From the editor: January 10, 2014
Baptism & Cultural Warfare
Everyone is sick of the "culture wars," right? And if they are over, shouldn't honesty require that Christians, of all people, just admit defeat and get on with being the church the best we can?
I think it's a bit more complicated than that, and ultimately I don't think any "strategic withdrawal" or attack, for that matter, is really "the answer." I say this in part because I consider "culture war" itself a slogan, a media-driven sound-bite that reduces the complexities of human life, sin, and faith to a phrase a reporter can Google.
The answer is the same as it has always been, and that is Christians should be engaged in spiritual warfare against the world, the flesh, and the devil 24/7. Our calling as Christians is much more rigorous than any culture war I've seen in my lifetime. Baptism means you wear the uniform of Christ. If defending life and marriage are tiring, what of our daily struggle against sin?

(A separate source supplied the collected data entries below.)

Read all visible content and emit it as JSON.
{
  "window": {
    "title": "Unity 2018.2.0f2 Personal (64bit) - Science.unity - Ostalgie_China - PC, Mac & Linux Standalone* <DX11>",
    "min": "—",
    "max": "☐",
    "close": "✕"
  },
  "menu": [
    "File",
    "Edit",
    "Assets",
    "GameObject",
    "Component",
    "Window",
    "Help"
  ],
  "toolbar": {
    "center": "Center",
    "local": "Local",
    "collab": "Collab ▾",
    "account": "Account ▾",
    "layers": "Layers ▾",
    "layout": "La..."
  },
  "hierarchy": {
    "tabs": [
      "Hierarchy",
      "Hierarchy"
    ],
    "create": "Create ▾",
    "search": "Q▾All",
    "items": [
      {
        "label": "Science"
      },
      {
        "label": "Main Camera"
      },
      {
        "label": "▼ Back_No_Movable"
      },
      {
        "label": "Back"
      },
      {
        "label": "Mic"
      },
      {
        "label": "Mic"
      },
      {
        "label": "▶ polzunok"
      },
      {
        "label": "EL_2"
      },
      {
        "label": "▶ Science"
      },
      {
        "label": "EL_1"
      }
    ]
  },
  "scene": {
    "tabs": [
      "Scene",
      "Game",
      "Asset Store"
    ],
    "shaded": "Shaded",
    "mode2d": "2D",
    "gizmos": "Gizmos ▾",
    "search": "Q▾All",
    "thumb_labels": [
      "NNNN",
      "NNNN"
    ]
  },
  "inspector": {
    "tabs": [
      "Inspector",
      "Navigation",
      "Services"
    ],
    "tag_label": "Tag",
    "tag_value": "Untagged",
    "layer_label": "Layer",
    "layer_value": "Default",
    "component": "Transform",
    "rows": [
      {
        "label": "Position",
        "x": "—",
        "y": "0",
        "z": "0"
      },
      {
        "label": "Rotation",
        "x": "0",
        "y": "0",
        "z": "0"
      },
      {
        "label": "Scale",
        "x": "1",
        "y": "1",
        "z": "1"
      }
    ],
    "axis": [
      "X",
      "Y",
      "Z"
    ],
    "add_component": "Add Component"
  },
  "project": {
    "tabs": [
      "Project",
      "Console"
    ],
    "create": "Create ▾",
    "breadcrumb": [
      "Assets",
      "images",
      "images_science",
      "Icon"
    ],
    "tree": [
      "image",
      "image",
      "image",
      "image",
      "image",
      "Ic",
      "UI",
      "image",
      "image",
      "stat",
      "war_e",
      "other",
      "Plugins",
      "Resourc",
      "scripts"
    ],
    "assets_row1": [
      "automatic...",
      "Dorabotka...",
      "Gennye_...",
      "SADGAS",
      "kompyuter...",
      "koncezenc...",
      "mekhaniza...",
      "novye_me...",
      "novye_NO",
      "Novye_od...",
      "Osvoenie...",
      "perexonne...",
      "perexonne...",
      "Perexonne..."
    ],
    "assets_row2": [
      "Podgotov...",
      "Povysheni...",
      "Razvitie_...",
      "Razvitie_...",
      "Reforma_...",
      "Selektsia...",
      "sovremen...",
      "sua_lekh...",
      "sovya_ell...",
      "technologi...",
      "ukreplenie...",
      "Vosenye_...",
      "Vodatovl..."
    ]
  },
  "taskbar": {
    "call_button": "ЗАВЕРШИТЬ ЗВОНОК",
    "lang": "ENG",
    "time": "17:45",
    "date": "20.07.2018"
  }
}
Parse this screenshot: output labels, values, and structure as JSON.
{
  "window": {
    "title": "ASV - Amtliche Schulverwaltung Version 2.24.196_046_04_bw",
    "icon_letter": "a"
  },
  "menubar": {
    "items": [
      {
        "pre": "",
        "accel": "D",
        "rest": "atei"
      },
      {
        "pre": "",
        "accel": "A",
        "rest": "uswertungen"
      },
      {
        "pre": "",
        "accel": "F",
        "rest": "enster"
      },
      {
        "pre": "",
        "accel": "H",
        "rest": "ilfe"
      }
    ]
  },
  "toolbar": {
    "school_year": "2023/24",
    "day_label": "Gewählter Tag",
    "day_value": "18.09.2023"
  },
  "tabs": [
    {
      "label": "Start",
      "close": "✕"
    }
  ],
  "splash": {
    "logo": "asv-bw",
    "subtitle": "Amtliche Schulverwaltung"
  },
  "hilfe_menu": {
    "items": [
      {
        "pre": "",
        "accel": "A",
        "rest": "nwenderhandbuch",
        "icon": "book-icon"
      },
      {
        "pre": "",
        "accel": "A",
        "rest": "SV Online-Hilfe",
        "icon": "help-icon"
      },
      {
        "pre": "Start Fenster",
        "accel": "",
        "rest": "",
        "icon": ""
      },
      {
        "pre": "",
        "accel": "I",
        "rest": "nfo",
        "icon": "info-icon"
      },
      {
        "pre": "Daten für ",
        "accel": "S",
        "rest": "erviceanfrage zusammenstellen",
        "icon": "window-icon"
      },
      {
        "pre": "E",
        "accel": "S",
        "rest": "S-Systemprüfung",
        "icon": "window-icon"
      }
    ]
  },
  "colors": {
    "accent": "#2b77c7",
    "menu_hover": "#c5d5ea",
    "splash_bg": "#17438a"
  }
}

Any decision to defend life and marriage should not be that hard to make, since these are primordial goods: God created life and God created marriage. (He didn't create government bureaucracies.) The Christian's duty to daily repentance and to carry the cross is likely more rigorous than any engagement in a contemporary culture war—unless the culture is violently anti-Christian, in which case carrying the cross may mean martyrdom, as it did for Ignatius of Antioch (pictured in the icon). The defense of life and marriage in our society is not so heavy a duty to bear (for many, it may involve minimally a mere voting choice). Becoming holy is the harder thing, but Christ's grace is sufficient, if only we would continually seek him and be faithful in small things.
If we desire to live a godly life in Christ Jesus, we will be persecuted. That's what Paul wrote to Timothy (II Tim. 3:12). So, no matter what, do not be discouraged. We are in Good Company, for all who are persecuted for righteousness sake—theirs is the kingdom of heaven. He has already overcome the world.